Arrive plus que jamais le moment de passer de la légitime émotion à la décision, à l’action et à la durée. Cette évolution engage bien évidemment les responsables politiques. Elle n’est cependant possible que par un labeur soutenu, quotidien et solidaire des personnes, des groupes, des institutions, sans aucune exception.
Seuls la rencontre, le dialogue, le respect, le partage, la reconnaissance, la coopération ouvriront des perspectives nouvelles. Tous veulent défendre la liberté. Il faut encore apprendre à la vivre ensemble et la mettre au service de tous.
Une loi peut imposer et faire respecter la liberté d’expression. Aucun texte ne contraindra cependant à la liberté des uns de ratifier tous les effets de l’exercice de la liberté des autres. La juste pratique passe par l’écoute, la parole, le face-à-face. La liberté n’est pas une valeur offerte en kit. Elle est souvent une semence que la famille humaine doit patiemment découvrir, faire grandir, entretenir et protéger. Chacun est responsable de l’utilisation de ce précieux trésor.

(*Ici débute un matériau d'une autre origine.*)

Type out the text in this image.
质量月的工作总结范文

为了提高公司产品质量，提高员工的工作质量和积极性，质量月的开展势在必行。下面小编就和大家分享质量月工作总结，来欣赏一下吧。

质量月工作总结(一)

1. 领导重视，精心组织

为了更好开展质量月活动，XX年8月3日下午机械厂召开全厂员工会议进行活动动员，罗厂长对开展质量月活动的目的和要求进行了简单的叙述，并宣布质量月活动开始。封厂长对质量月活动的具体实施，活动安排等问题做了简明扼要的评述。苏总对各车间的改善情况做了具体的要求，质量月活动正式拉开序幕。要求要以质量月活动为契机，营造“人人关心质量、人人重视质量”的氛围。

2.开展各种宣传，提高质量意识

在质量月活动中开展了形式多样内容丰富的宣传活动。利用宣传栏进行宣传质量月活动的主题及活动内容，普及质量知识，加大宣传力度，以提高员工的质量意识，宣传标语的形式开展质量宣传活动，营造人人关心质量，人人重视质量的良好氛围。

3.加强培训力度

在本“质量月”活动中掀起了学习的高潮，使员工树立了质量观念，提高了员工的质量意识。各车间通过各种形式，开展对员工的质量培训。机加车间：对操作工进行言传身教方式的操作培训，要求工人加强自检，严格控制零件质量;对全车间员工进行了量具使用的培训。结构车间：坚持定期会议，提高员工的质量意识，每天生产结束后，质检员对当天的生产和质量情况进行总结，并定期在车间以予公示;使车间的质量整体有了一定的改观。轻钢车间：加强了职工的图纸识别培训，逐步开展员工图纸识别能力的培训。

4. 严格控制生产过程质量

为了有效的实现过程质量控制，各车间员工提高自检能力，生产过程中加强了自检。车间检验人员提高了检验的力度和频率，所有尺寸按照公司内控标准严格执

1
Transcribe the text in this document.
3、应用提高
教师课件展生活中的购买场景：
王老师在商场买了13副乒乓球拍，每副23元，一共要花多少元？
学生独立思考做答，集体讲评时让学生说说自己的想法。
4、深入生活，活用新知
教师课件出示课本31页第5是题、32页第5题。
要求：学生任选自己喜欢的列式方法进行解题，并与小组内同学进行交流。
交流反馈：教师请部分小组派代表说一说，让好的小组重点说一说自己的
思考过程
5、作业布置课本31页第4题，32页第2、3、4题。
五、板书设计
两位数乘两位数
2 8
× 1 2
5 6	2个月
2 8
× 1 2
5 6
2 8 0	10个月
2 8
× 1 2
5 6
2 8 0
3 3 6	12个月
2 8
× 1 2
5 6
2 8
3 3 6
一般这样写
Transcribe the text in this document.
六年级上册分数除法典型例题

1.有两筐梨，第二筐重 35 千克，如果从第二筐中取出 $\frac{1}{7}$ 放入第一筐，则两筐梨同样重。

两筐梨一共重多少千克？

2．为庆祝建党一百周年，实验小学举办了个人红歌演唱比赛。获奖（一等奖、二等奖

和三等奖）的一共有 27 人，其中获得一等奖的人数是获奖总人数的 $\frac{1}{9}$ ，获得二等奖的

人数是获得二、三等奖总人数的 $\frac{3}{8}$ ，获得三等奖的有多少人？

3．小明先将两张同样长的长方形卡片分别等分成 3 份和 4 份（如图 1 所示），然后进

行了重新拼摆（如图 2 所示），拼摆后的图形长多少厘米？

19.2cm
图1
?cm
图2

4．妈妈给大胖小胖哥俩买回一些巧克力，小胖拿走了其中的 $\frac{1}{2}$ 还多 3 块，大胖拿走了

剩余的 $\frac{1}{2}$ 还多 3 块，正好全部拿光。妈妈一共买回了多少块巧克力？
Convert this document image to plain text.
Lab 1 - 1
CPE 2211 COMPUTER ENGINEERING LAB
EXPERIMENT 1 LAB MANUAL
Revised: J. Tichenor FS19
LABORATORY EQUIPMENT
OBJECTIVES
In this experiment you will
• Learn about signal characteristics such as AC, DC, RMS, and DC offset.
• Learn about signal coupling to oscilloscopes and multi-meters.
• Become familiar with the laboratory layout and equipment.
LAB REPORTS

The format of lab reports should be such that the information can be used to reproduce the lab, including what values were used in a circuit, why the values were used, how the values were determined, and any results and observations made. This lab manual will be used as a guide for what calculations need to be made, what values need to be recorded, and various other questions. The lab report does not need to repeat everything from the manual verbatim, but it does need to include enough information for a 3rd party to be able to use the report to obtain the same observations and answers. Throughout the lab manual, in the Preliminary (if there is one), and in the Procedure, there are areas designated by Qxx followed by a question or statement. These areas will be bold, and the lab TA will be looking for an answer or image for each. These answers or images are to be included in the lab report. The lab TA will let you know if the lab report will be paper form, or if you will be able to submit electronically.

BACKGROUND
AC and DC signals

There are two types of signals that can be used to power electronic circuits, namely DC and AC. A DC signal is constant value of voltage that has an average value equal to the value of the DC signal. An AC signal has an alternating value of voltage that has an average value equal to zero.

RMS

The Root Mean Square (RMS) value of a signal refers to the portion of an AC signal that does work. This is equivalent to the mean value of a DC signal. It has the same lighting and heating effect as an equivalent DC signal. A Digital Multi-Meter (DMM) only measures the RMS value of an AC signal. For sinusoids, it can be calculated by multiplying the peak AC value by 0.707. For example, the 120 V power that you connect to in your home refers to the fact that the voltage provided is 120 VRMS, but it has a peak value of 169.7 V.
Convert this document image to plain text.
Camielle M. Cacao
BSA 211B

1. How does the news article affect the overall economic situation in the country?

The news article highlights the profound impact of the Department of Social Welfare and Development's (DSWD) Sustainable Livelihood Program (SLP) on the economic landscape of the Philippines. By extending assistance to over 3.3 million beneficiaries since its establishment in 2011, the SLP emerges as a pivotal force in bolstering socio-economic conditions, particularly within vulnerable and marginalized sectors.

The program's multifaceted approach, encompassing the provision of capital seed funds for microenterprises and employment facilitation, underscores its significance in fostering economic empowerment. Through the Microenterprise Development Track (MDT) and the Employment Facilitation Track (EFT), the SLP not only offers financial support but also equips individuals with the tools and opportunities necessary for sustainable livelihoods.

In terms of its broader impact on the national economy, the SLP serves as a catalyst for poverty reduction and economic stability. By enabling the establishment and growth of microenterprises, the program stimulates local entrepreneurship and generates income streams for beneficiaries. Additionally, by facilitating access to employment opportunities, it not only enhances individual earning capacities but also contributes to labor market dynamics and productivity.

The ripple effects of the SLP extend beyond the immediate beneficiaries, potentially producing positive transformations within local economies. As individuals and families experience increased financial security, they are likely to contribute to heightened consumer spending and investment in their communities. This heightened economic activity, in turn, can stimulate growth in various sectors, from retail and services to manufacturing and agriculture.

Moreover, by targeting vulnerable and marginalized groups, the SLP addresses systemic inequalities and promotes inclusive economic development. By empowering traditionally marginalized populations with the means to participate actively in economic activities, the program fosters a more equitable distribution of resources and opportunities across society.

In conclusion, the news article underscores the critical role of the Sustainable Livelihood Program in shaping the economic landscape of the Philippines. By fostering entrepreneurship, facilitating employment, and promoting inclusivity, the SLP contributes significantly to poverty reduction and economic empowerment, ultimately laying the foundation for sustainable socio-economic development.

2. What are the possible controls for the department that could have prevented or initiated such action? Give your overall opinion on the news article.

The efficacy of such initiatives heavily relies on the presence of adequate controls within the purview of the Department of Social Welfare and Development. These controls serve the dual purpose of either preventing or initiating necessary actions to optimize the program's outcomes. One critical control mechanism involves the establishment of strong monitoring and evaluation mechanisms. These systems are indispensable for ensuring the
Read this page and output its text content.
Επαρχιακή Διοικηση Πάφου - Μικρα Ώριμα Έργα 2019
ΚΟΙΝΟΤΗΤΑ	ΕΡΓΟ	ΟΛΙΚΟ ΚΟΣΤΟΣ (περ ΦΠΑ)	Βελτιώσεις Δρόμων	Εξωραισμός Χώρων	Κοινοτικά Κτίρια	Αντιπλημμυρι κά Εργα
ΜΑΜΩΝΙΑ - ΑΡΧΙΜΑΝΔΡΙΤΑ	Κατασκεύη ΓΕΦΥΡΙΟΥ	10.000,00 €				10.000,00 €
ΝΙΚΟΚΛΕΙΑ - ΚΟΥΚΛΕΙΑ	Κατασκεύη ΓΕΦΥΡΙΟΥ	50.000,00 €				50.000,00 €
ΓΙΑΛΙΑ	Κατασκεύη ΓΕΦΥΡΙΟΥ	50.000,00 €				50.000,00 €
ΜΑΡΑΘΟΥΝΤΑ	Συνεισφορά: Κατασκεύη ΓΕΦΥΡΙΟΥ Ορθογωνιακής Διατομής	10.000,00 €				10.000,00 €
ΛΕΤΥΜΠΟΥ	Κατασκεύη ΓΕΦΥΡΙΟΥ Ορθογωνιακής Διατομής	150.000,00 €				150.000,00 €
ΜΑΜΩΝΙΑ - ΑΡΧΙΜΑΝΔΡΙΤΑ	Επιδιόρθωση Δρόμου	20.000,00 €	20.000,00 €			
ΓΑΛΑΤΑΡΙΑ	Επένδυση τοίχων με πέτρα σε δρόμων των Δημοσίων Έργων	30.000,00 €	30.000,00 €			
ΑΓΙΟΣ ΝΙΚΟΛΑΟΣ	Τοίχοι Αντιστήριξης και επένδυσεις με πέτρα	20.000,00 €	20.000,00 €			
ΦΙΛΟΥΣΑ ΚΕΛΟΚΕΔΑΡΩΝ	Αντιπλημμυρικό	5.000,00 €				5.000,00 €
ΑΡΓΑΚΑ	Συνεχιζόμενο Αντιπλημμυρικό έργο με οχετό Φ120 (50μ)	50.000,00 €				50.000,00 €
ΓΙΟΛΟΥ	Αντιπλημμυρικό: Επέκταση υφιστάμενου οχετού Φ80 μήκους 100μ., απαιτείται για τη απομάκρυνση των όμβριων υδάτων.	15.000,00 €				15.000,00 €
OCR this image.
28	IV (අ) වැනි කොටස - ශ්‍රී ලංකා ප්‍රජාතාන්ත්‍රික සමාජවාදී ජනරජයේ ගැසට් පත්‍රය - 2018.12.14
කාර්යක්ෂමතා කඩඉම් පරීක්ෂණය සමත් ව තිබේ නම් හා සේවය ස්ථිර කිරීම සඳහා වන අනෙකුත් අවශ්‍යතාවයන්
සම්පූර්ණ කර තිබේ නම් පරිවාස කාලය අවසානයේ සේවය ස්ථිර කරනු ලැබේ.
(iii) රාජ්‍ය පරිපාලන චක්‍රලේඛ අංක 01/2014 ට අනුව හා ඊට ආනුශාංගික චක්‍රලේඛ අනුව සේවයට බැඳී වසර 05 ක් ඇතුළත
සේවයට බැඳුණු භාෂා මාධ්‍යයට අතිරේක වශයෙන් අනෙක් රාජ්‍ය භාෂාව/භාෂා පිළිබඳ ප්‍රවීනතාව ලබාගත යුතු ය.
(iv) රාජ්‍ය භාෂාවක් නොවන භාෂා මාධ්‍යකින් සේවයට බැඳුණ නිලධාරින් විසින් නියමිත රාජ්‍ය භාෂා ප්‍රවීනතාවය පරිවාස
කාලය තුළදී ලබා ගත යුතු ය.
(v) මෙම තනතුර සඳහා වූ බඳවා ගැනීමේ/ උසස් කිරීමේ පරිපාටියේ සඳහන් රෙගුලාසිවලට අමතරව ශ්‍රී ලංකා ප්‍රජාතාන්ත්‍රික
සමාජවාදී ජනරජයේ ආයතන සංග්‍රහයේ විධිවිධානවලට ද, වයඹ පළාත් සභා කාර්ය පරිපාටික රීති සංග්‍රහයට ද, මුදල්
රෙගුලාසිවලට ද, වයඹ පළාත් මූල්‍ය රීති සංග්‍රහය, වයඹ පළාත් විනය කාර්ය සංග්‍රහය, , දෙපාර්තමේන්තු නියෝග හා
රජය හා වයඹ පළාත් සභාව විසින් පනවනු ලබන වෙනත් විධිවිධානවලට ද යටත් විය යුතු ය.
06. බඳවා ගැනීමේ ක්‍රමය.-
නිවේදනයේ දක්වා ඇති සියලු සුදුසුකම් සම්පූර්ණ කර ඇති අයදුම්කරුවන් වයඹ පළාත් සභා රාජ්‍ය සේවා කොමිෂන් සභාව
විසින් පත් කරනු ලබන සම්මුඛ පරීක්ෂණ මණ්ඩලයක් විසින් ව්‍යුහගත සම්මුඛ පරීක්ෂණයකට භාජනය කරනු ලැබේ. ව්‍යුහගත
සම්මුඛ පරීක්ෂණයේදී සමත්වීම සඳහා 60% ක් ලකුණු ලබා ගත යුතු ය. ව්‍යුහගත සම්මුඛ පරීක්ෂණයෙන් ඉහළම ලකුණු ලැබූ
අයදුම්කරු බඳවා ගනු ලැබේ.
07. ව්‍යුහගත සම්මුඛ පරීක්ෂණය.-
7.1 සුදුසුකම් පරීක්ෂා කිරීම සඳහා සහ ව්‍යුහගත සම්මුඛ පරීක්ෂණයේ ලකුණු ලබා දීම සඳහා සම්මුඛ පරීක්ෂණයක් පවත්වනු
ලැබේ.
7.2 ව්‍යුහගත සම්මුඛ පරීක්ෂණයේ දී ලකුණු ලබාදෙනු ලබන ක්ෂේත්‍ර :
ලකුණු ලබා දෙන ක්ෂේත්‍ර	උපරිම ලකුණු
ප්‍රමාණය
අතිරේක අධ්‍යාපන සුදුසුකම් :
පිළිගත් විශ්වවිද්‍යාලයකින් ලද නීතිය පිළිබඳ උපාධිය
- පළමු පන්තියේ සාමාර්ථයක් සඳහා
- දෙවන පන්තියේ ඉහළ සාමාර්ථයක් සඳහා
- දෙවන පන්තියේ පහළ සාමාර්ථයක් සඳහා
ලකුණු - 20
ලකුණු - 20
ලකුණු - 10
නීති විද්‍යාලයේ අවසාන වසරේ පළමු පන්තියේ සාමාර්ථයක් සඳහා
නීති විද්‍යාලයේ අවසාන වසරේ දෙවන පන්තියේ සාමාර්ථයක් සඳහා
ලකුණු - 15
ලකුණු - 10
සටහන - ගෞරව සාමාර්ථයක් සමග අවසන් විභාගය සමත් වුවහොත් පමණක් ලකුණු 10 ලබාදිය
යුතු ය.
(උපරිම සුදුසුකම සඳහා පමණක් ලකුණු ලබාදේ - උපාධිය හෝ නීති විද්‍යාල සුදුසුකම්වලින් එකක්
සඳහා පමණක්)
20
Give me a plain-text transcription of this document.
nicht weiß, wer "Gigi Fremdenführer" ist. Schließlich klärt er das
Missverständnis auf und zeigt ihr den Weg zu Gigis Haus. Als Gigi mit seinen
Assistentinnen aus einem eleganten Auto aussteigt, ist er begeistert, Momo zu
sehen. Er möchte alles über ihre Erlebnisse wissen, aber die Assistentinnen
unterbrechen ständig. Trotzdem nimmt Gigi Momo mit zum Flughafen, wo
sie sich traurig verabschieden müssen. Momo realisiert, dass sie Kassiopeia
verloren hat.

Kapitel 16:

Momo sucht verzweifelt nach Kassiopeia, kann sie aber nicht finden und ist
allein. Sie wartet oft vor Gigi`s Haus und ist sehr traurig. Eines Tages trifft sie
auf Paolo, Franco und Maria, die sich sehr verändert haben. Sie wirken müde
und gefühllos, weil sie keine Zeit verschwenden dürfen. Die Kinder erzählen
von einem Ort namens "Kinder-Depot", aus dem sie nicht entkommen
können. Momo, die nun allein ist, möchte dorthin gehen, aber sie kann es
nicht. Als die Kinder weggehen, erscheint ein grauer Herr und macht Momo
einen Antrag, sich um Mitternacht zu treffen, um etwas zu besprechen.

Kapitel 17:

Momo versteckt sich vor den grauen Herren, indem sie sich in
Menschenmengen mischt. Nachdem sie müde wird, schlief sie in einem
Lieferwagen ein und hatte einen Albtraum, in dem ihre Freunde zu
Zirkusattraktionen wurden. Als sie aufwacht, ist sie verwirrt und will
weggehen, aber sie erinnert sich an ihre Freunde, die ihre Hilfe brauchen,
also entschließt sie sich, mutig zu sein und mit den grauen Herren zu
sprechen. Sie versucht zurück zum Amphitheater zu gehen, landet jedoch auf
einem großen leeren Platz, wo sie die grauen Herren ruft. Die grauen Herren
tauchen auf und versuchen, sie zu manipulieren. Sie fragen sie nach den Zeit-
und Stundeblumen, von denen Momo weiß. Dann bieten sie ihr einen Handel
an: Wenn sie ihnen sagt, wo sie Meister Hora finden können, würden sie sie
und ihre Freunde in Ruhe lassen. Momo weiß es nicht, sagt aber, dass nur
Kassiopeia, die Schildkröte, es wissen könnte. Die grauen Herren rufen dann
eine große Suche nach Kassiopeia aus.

Il serait choquant que l’Eglise ne soit pas aux avant-postes de ce travail. Elle n’a pas le monopole de la fraternité. Sa source et sa réalité même sont, cependant, signe de communion. Il lui revient donc, une fois encore, de prendre sa part du tissage des liens humains qu’il est bon et heureux de resserrer. Fidèles et pasteurs de l’Eglise Catholique dans le diocèse, nous sommes particulièrement attendus dans deux domaines : donner dans la vie quotidienne de notre Eglise l’image d’une vraie fraternité, favoriser et renforcer les relations entre les différentes religions.